Problem Statement:
I have a dataframe with four columns: service (String), show (String), country_1 (Integer), & country_2 (Integer). My objective is to produce a dataframe that consists of just two columns: service (String) & information (Map[Integer, List[String]])
where the map could contain multiple records of key-value pairs like this per streaming service:
{
"34521": ["The Crown", "Bridgerton", "The Queen's Gambit"],
"49678": ["The Crown", "Bridgerton", "The Queen's Gambit"]
}
One important thing to note is that in the future, more countries can be added, for example another few columns in the input dataframe like "country_3", "country_4", etc. The objective with solution code is to also hopefully account for these things and not just hardcode selected columns like I had done in my attempted solution below, if that makes sense.
Input Dataframe:
Schema:
root
|-- service: string (nullable = true)
|-- show: string (nullable = true)
|-- country_1: integer (nullable = true)
|-- country_2: integer (nullable = true)
Dataframe:
service | show | country_1 | country_2
Netflix The Crown 34521 49678
Netflix Bridgerton 34521 49678
Netflix The Queen's Gambit 34521 49678
Peacock The Office 34521 49678
Disney+ WandaVision 34521 49678
Disney+ Marvel's 616 34521 49678
Disney+ The Mandalorian 34521 49678
Apple TV Ted Lasso 34521 49678
Apple TV The Morning Show 34521 49678
Output Dataframe:
Schema:
root
|-- service: string (nullable = true)
|-- information: map (nullable = false)
| |-- key: integer
| |-- value: array (valueContainsNull = true)

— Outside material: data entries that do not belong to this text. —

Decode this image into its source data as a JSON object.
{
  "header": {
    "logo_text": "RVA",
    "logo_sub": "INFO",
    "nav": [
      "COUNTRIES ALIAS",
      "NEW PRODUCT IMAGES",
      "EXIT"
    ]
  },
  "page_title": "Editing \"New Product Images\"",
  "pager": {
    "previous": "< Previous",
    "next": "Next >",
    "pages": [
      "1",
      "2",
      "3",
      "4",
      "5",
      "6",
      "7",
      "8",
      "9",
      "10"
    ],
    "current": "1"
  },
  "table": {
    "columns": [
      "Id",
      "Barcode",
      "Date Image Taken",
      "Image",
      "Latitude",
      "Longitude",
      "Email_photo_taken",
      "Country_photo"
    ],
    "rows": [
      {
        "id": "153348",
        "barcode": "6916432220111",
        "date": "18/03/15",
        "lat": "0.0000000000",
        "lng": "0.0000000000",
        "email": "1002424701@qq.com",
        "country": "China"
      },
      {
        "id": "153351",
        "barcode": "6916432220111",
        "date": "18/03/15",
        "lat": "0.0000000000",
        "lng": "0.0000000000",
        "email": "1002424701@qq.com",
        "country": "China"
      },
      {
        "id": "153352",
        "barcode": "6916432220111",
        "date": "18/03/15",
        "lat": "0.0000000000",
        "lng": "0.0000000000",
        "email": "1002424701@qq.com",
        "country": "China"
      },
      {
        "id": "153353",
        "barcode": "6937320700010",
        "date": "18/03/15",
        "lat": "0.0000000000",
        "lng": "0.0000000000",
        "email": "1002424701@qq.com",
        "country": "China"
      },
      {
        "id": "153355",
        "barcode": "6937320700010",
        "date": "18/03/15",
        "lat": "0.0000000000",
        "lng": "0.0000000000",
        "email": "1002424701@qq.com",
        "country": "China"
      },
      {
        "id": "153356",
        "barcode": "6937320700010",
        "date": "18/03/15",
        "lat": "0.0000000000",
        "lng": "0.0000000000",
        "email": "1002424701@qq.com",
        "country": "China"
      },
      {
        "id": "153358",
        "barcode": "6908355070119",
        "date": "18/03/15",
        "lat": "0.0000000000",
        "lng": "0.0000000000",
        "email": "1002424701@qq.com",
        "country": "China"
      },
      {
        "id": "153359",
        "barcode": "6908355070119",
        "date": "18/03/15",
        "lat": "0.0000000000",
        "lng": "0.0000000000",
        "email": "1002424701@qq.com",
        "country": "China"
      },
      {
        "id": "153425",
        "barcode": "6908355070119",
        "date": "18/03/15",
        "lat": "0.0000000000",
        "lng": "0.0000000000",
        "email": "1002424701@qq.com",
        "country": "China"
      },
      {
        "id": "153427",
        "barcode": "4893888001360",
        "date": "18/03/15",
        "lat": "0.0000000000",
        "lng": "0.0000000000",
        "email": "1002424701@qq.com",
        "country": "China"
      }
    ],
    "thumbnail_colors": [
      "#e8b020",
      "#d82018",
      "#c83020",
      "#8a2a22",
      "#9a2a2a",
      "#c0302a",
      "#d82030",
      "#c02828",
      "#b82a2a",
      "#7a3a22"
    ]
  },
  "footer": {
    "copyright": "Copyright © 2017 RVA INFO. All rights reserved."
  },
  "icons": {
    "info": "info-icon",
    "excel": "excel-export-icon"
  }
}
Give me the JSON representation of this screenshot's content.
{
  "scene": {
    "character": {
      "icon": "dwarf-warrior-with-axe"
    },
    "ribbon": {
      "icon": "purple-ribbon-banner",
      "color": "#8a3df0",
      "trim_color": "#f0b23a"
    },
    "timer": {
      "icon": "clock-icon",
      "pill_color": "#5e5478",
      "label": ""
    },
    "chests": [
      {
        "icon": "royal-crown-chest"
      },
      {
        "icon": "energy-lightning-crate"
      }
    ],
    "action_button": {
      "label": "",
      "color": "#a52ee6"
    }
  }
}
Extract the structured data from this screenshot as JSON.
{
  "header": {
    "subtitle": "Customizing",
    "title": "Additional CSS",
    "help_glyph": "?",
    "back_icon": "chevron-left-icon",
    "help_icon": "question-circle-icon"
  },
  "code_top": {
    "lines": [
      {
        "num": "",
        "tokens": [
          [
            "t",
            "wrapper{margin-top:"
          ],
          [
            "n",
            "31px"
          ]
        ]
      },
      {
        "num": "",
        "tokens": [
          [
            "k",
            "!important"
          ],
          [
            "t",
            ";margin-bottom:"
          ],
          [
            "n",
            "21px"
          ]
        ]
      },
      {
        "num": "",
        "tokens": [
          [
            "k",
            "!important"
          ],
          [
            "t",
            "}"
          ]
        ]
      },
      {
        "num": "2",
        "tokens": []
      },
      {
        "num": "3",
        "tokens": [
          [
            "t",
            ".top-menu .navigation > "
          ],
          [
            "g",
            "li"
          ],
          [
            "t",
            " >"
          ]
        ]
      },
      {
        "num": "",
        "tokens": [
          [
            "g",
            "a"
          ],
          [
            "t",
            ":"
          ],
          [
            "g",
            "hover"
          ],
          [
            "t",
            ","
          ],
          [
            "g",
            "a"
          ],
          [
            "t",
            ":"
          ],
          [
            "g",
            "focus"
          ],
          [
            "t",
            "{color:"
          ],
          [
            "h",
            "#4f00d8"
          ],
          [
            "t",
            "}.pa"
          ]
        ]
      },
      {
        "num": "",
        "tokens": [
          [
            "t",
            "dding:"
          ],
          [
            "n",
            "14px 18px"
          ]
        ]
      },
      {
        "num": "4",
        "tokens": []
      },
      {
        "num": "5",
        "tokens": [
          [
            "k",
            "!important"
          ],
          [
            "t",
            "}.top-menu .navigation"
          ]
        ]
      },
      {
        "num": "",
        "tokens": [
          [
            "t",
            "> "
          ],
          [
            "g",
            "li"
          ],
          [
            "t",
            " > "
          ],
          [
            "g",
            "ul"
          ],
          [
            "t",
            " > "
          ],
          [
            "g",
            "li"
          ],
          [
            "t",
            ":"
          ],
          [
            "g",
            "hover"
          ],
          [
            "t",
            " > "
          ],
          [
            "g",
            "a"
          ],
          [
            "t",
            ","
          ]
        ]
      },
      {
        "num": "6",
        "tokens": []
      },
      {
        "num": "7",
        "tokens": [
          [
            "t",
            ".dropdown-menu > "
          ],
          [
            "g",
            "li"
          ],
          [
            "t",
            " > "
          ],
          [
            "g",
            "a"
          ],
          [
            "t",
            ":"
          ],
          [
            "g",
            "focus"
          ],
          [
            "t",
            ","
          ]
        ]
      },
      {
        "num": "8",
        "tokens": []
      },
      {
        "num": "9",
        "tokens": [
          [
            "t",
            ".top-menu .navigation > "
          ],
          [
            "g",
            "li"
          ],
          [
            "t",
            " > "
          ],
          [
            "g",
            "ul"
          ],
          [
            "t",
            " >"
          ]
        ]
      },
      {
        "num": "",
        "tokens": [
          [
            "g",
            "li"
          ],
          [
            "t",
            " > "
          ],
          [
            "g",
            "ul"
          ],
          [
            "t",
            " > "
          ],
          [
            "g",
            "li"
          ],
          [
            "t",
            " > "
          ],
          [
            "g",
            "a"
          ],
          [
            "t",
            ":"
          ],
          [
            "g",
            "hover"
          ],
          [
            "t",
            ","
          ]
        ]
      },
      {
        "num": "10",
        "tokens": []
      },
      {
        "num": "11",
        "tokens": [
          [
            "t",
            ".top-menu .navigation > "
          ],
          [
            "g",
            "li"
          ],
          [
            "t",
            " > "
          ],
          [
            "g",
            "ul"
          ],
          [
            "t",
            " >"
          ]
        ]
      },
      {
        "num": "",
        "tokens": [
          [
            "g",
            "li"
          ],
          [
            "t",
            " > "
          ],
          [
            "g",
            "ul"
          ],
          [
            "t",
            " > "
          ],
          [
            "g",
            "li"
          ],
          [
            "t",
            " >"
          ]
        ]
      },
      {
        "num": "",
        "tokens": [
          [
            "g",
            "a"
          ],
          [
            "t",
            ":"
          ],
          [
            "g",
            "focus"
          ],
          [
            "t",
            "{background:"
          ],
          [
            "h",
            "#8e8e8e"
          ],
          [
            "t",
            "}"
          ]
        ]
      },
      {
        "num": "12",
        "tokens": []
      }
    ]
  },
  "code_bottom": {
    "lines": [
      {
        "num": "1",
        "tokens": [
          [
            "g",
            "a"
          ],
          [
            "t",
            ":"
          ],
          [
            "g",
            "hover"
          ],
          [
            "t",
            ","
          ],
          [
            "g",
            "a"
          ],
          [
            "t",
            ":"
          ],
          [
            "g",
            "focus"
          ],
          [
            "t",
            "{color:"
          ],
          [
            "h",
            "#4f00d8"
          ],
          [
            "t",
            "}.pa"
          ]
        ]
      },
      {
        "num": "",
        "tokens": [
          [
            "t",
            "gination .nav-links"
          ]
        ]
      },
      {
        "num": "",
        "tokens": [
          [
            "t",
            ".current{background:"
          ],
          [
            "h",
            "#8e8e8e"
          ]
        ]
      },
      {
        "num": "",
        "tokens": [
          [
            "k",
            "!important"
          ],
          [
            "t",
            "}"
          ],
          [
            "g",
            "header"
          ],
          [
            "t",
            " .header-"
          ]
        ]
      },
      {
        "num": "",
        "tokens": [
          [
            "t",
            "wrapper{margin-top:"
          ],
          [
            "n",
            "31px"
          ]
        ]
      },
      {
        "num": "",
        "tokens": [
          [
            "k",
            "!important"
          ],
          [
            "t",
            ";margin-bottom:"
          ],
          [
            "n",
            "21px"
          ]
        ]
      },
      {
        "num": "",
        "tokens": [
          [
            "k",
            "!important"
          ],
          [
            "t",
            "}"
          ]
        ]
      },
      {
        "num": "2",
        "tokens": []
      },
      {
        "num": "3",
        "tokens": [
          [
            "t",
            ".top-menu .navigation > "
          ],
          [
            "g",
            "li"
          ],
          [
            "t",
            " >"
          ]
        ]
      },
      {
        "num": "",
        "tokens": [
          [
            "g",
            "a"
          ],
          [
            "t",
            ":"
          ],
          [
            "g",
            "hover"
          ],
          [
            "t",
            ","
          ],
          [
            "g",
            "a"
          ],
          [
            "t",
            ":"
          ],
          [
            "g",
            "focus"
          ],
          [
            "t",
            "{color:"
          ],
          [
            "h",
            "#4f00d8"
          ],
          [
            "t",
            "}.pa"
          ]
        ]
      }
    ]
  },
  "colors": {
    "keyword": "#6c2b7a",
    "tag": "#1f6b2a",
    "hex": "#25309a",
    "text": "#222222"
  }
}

| | |-- element: string (containsNull = true)
Dataframe:
service | information
Netflix [34521 -> [The Crown, Bridgerton, The Queen’s Gambit], 49678 -> [The Crown, Bridgerton, The Queen’s Gambit]]
Peacock [34521 -> [The Office], 49678 -> [The Office]]
Disney+ [34521 -> [WandaVision, Marvel’s 616, The Mandalorian], 49678 -> [WandaVision, Marvel’s 616, The Mandalorian]]
Apple TV [34521 -> [Ted Lasso, The Morning Show], 49678 -> [Ted Lasso, The Morning Show]]
What I have tried already
While I've successfully produced my desired output with the code snippet pasted, I don’t want to rely on using very basic SQL-type commands since I don't think it's always optimal for fast computations with large datasets, and additionally, I don’t want to rely on a method where I’m manually selecting the country columns by the exact name when mapping because that can always change in the sense that more country columns can be added later.
Is there a much better way of doing this that utilizes udfs, foldLeft, etc. type of code or anything else that helps with optimization and also helps the code be more concise and not as messy?
val df = spark.read.parquet("filepath/*.parquet")
val temp = df.groupBy("service", "country_1", "country_2").agg(collect_list("show").alias("show"))
val service_information = grouped.withColumn("information", map(lit($"country_1"), $"show", lit($"country_2"), $"show")).drop("country_1", "country_2", "show")